We finally got out of the tiny cramped hallway and into…it wasn't a lab or a production station, but it wasn't not one, either. The problem was that it just didn't look ste
rile enough to be a research and development room. Like everything else in the OPA, it was cramped, though still slightly bigger than Swift's office. The massive number of cabinets lining the walls took many square feet out of the space, and a large wooden table took up the rest. Crystals hung from silver and copper chains on the ceiling, all pointing straight down toward the table…and at the two middle-aged preet women sitting on the opposite side, currently ignoring the both of us.

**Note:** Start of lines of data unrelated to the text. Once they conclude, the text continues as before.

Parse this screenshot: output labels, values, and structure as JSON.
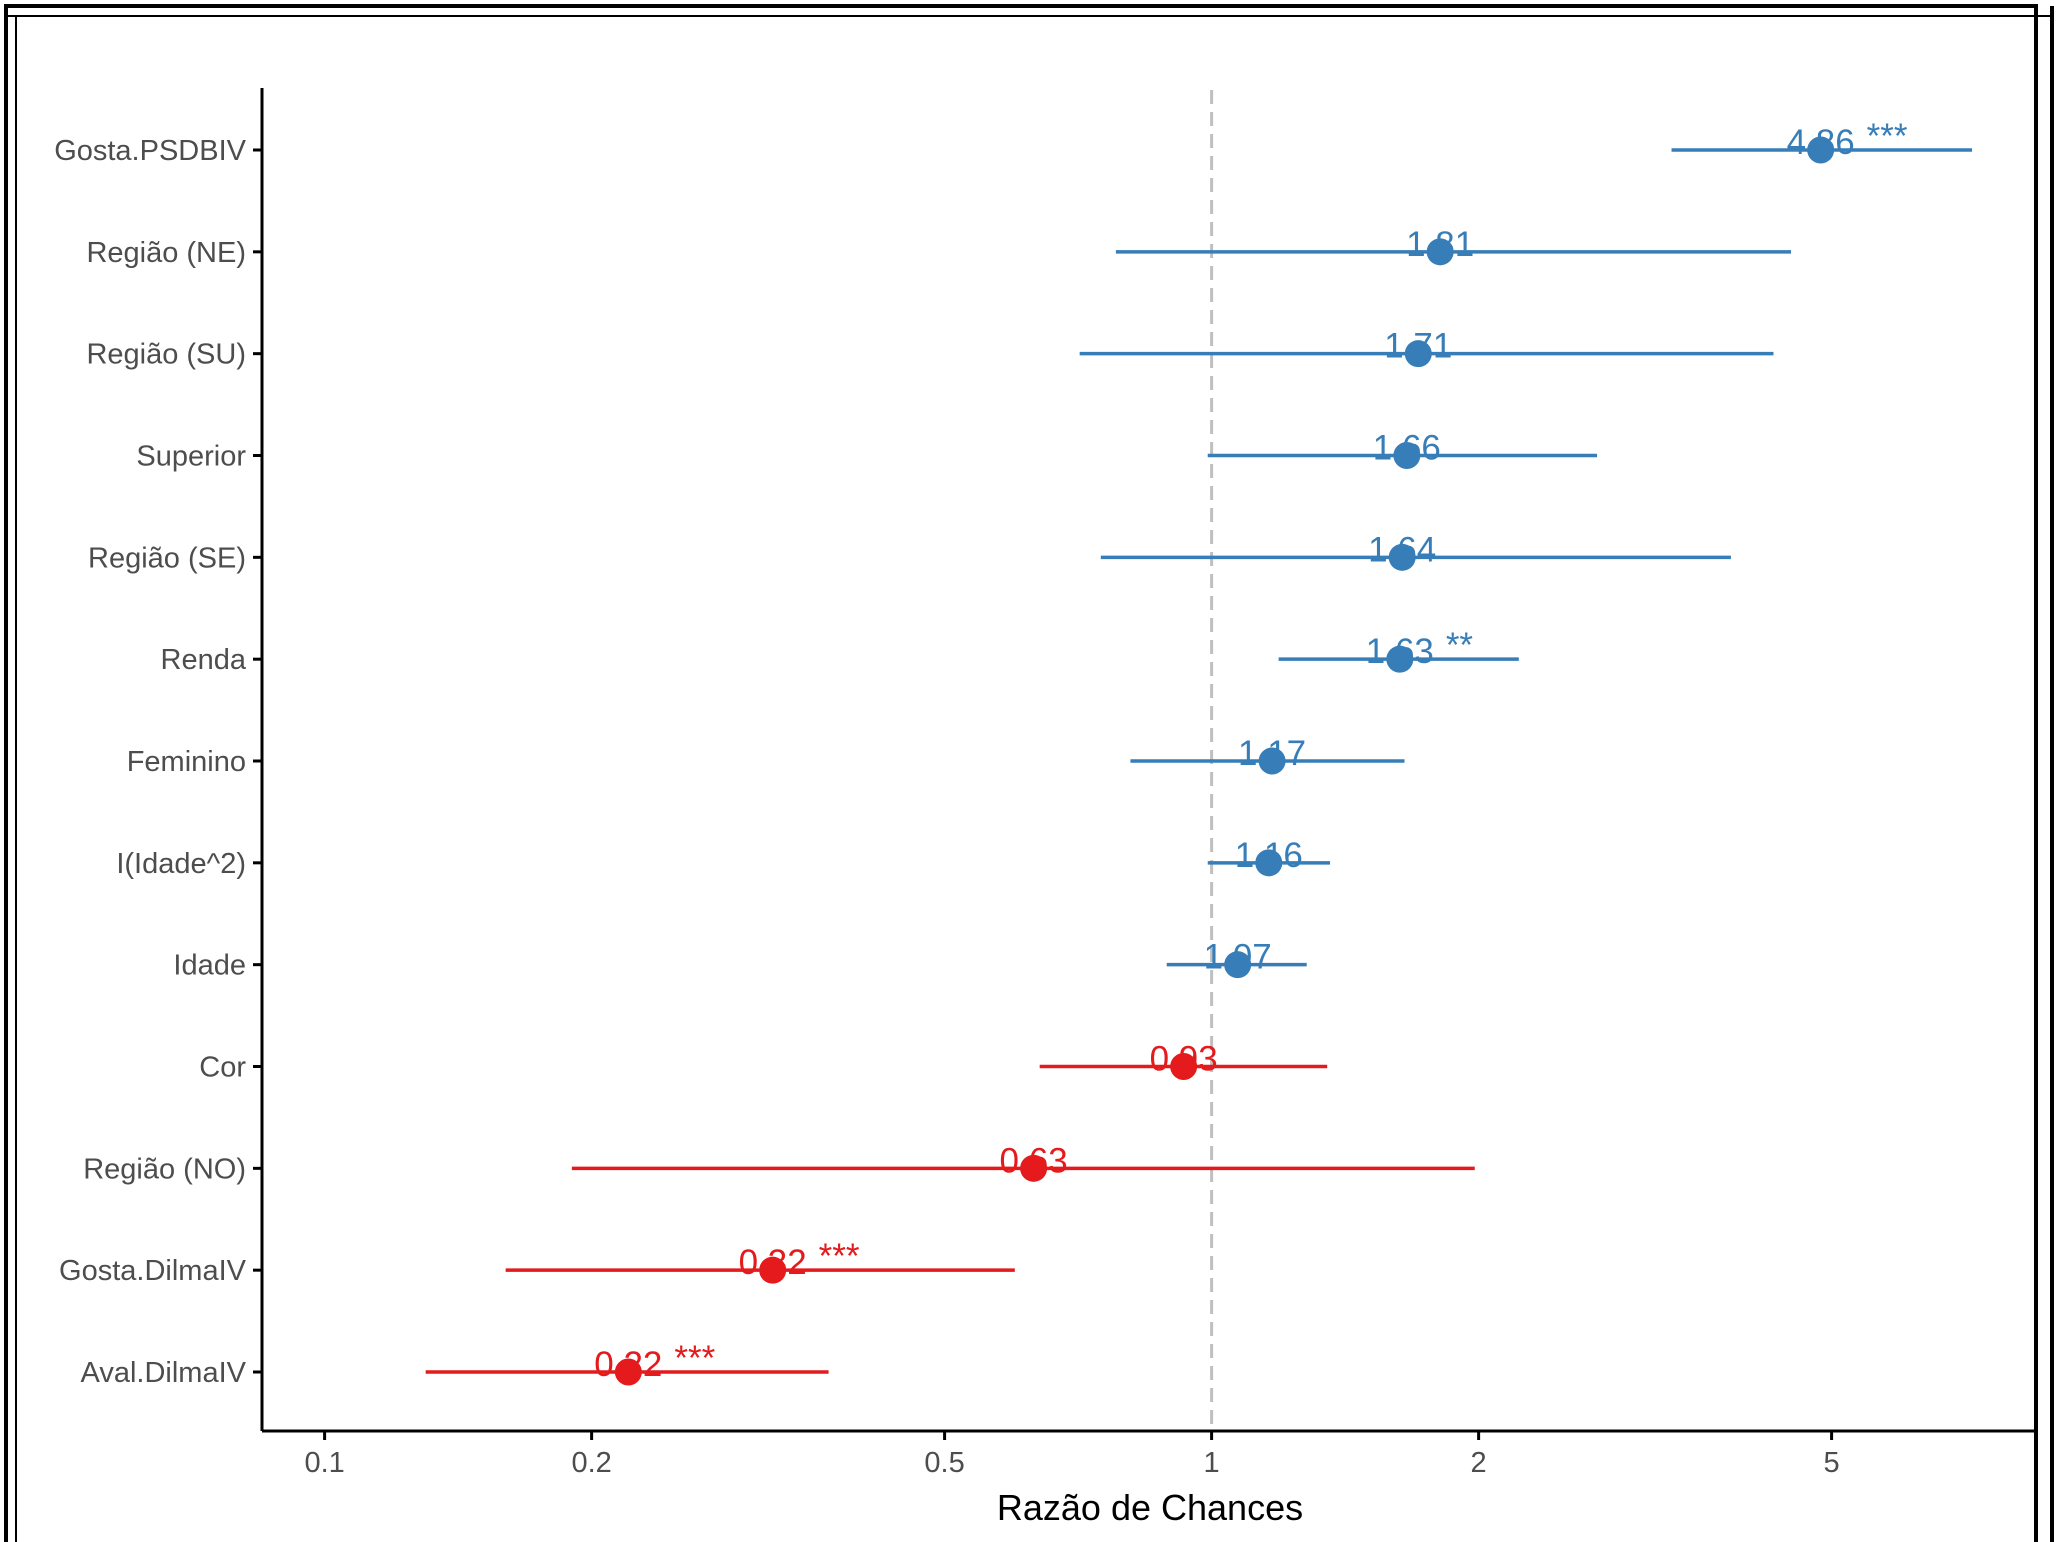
{
  "chart_data": {
    "type": "forest",
    "title": "",
    "xlabel": "Razão de Chances",
    "ylabel": "",
    "x_scale": "log",
    "xlim": [
      0.085,
      8.5
    ],
    "reference_line": 1,
    "x_ticks": [
      {
        "value": 0.1,
        "label": "0.1"
      },
      {
        "value": 0.2,
        "label": "0.2"
      },
      {
        "value": 0.5,
        "label": "0.5"
      },
      {
        "value": 1,
        "label": "1"
      },
      {
        "value": 2,
        "label": "2"
      },
      {
        "value": 5,
        "label": "5"
      }
    ],
    "colors": {
      "positive": "#377EB8",
      "negative": "#E41A1C",
      "reference": "#bfbfbf",
      "axis": "#000000"
    },
    "grid": false,
    "legend": "none",
    "rows": [
      {
        "label": "Gosta.PSDBIV",
        "estimate": 4.86,
        "low": 3.3,
        "high": 7.2,
        "text": "4.86 ***",
        "sign": "positive"
      },
      {
        "label": "Região (NE)",
        "estimate": 1.81,
        "low": 0.78,
        "high": 4.5,
        "text": "1.81",
        "sign": "positive"
      },
      {
        "label": "Região (SU)",
        "estimate": 1.71,
        "low": 0.71,
        "high": 4.3,
        "text": "1.71",
        "sign": "positive"
      },
      {
        "label": "Superior",
        "estimate": 1.66,
        "low": 0.99,
        "high": 2.72,
        "text": "1.66",
        "sign": "positive"
      },
      {
        "label": "Região (SE)",
        "estimate": 1.64,
        "low": 0.75,
        "high": 3.85,
        "text": "1.64",
        "sign": "positive"
      },
      {
        "label": "Renda",
        "estimate": 1.63,
        "low": 1.19,
        "high": 2.22,
        "text": "1.63 **",
        "sign": "positive"
      },
      {
        "label": "Feminino",
        "estimate": 1.17,
        "low": 0.81,
        "high": 1.65,
        "text": "1.17",
        "sign": "positive"
      },
      {
        "label": "I(Idade^2)",
        "estimate": 1.16,
        "low": 0.99,
        "high": 1.36,
        "text": "1.16",
        "sign": "positive"
      },
      {
        "label": "Idade",
        "estimate": 1.07,
        "low": 0.89,
        "high": 1.28,
        "text": "1.07",
        "sign": "positive"
      },
      {
        "label": "Cor",
        "estimate": 0.93,
        "low": 0.64,
        "high": 1.35,
        "text": "0.93",
        "sign": "negative"
      },
      {
        "label": "Região (NO)",
        "estimate": 0.63,
        "low": 0.19,
        "high": 1.98,
        "text": "0.63",
        "sign": "negative"
      },
      {
        "label": "Gosta.DilmaIV",
        "estimate": 0.32,
        "low": 0.16,
        "high": 0.6,
        "text": "0.32 ***",
        "sign": "negative"
      },
      {
        "label": "Aval.DilmaIV",
        "estimate": 0.22,
        "low": 0.13,
        "high": 0.37,
        "text": "0.22 ***",
        "sign": "negative"
      }
    ]
  }
}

Swift walked up and rapped his knuckles on the table, shocking both women into looking up. "Gals, I need those gas masks, and some bullets that'll get us through magical shielding. And I need them yesterday."
The left one was an elf, her hair cut into a mohawk and dyed—or magicked—bright green. She had tattoos all up and down her arms and creeping onto her breasts, and she wore a tank top that most definitely wasn't standard FBI garb. Neither were the silver caps on the tips of her ears.
The one on the right was…basically the same, except she was, if I wasn't mistaken, a ghoul, and her mohawk was pink, standing out as a shock against her pallor.
The ghoul spoke up first, sounding remarkably not dead in spite of her gray, withered skin and sunken eyes. "More poison?"
"Not sure," said Swift. "Live video. We tracked them. Now we need to get in there fast."
"Well let's stop dawdling." The elf got to her feet and went for a cabinet in the back. "This the new blood?"
"Dashiel Rourke. We can introduce you later, Unna."
She nodded. "Here's your masks."
She handed over a pair of very cobbled together gas masks. The face plate from a standard issue FBI model, but with the respirator replaced with what looked suspiciously like baby food jars. Runes had been burned into the mask and etched into the plastic jars, but otherwise it looked wholly unremarkable.
"And your guns. Loaded and ready." The ghoul slid over a pair of average looking Glocks. Well, average except for the strange markings carved into the grips. Not jagged like the Norse runes, but not anything I could immediately identify, either.